A Dedicated Firewall for a Small Town?
Germ-X asks: "My city's IT Manager is proposing a dedicated firewall system to protect the IT infrastructure. The solution, that is going to be presented to the City Council, is based on Windows 2003 and Symantec Enterprise firewall. It will be running on an HP DL380 G4, and will cost the city about $13,000. Most of that amount will be going to software licenses. I don't know the features of Symantec Enterprise Firewall, I just think that the city could do much better going for an applicance kind of solution, even if they stay with Windows. What do you guys think? Any other ideas? Keep in mind that this is a small town and I don't think we can count on any big time sysadmins, like most of yourselves, being on staff."
I'm appalled. You will firewall off an entire town and check every packet for viruses???
A few things why this is a terrible idea:
A single firewall like this will really make things slow.

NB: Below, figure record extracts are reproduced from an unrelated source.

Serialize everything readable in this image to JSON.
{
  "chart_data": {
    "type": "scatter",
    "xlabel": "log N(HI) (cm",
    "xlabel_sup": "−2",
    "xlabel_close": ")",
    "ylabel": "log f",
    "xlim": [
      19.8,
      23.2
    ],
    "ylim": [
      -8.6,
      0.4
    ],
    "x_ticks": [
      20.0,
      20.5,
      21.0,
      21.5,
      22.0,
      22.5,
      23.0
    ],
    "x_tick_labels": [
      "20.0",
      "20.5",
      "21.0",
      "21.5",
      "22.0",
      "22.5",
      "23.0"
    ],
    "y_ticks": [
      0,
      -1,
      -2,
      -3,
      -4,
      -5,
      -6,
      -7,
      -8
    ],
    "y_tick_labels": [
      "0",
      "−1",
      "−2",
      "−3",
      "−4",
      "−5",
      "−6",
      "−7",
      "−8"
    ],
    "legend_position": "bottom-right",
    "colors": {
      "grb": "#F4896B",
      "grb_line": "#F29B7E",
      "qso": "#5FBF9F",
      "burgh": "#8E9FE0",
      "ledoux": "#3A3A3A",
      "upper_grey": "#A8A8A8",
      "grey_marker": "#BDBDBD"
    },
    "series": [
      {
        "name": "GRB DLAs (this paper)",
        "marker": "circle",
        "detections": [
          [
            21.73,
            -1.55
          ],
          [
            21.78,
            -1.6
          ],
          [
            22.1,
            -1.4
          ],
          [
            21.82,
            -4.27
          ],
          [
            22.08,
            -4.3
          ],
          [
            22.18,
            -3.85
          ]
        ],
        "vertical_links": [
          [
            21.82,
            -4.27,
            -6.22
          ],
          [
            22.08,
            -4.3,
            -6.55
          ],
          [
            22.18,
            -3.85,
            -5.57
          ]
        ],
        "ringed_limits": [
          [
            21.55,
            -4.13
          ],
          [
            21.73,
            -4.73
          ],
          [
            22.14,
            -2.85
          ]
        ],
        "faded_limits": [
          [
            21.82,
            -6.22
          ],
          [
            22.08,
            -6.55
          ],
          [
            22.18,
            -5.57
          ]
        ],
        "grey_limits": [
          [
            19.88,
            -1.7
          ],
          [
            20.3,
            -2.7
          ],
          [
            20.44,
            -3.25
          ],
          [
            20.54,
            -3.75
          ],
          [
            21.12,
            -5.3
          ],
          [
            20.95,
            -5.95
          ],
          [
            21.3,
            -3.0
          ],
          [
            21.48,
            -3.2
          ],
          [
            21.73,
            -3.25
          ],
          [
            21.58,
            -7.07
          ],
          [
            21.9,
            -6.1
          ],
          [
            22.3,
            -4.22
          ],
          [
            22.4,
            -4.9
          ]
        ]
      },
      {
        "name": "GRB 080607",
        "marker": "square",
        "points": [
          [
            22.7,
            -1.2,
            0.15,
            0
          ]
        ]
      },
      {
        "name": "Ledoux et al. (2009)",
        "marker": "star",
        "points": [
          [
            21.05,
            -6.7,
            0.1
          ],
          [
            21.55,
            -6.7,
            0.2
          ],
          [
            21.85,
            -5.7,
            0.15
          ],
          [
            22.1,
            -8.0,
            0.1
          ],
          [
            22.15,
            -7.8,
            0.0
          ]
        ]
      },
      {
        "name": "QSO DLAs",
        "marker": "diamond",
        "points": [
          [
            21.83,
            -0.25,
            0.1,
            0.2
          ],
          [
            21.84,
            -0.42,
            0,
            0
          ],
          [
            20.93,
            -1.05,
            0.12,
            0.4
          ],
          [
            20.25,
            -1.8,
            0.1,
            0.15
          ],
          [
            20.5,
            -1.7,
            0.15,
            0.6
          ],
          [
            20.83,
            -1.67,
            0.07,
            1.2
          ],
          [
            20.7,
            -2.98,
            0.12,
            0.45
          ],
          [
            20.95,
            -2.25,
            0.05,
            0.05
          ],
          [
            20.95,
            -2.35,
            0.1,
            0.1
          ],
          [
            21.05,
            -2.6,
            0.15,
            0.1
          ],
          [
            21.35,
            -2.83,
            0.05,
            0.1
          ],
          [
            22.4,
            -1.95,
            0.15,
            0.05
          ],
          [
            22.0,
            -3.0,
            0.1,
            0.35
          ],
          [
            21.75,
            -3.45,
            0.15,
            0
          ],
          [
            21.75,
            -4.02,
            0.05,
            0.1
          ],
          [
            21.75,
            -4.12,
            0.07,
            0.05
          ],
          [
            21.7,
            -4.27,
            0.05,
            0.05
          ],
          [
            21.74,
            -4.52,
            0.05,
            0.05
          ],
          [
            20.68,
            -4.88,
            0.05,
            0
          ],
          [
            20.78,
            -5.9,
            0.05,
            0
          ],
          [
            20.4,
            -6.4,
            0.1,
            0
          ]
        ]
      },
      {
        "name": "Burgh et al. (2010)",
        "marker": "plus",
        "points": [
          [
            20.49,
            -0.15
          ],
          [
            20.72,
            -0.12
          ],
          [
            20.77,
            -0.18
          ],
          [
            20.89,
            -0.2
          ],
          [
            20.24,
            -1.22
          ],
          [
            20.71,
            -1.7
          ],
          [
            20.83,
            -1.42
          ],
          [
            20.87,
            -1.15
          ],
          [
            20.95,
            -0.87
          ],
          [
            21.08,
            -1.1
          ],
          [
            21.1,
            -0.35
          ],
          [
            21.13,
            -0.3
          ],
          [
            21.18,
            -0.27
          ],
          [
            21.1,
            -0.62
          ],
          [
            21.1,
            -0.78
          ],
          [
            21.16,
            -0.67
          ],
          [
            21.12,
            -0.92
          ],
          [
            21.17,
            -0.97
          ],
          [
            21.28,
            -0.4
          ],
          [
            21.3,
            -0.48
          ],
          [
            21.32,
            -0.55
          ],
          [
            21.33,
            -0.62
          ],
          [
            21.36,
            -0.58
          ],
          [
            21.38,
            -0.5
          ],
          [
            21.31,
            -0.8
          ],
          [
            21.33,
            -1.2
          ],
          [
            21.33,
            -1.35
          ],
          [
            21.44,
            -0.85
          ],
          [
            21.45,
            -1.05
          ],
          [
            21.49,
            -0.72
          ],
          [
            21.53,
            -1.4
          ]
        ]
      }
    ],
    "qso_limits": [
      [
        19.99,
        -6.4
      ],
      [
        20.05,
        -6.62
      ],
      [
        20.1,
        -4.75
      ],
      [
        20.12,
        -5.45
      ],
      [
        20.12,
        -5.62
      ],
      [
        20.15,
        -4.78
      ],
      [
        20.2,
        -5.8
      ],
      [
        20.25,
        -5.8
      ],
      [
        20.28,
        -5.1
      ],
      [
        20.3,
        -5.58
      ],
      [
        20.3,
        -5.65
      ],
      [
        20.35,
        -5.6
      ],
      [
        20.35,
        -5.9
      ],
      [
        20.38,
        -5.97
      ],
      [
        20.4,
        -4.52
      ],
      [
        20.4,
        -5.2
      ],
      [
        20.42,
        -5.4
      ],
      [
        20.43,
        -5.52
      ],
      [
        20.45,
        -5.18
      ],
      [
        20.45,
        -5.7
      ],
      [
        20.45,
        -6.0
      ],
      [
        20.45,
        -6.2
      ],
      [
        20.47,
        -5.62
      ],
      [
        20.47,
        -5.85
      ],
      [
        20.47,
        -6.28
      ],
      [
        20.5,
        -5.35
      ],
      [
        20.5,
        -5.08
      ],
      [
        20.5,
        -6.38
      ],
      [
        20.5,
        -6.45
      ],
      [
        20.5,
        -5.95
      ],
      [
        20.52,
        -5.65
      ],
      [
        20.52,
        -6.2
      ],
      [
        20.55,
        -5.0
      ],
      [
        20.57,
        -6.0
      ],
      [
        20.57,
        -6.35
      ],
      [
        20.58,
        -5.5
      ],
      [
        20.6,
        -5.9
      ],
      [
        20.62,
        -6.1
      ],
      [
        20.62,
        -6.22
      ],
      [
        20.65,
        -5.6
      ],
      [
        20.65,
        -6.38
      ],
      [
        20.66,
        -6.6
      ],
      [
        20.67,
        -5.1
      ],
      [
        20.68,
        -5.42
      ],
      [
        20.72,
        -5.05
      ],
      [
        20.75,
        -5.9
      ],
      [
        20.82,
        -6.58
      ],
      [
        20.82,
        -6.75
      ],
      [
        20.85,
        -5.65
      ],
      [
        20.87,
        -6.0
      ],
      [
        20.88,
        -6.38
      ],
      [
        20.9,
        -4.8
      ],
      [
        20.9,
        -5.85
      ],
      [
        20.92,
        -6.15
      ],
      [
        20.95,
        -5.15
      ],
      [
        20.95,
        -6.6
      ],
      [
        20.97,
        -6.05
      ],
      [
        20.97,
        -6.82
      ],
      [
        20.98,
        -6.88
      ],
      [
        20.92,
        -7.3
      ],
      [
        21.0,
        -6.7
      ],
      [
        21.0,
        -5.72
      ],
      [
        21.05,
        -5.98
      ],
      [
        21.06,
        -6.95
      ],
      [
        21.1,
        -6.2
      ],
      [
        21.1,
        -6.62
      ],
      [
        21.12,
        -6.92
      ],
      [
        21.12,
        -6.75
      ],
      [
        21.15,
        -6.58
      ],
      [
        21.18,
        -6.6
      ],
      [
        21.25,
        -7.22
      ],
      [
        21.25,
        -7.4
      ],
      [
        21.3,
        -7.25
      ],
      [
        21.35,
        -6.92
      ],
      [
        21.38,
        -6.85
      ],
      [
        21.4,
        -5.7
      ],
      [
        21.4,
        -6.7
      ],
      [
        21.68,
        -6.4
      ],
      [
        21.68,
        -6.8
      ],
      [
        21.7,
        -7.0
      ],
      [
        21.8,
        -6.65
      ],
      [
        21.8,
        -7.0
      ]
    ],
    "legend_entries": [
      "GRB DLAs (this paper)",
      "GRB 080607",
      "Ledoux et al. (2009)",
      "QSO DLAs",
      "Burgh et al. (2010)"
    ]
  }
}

You are playing big brother. Expect to be asked to block P2P and games even.
The performance will be terrible. VoIP will be unusable.
Cost will rise, it will not scale. Dont allow immigrants.
See, if you want to provide an Internet connection, just buy some fat cisco or juniper switches. Divide the bandwidth fairly at level 2 and leave it at that. Some will use VPN, some will use P2P software, others will just browse and email. Leave the computers in their own hands. Setup a service whereby you'd re-image their computers for free, but apart from that, let them be. OpenBSD is awesome for a company where everyone should be working and computers are all owned by the company (IT department responsible for fixups). A town sounds like a place where people live in their homes doing whatever they want to do.
Youre not a part of the new homeland security are you?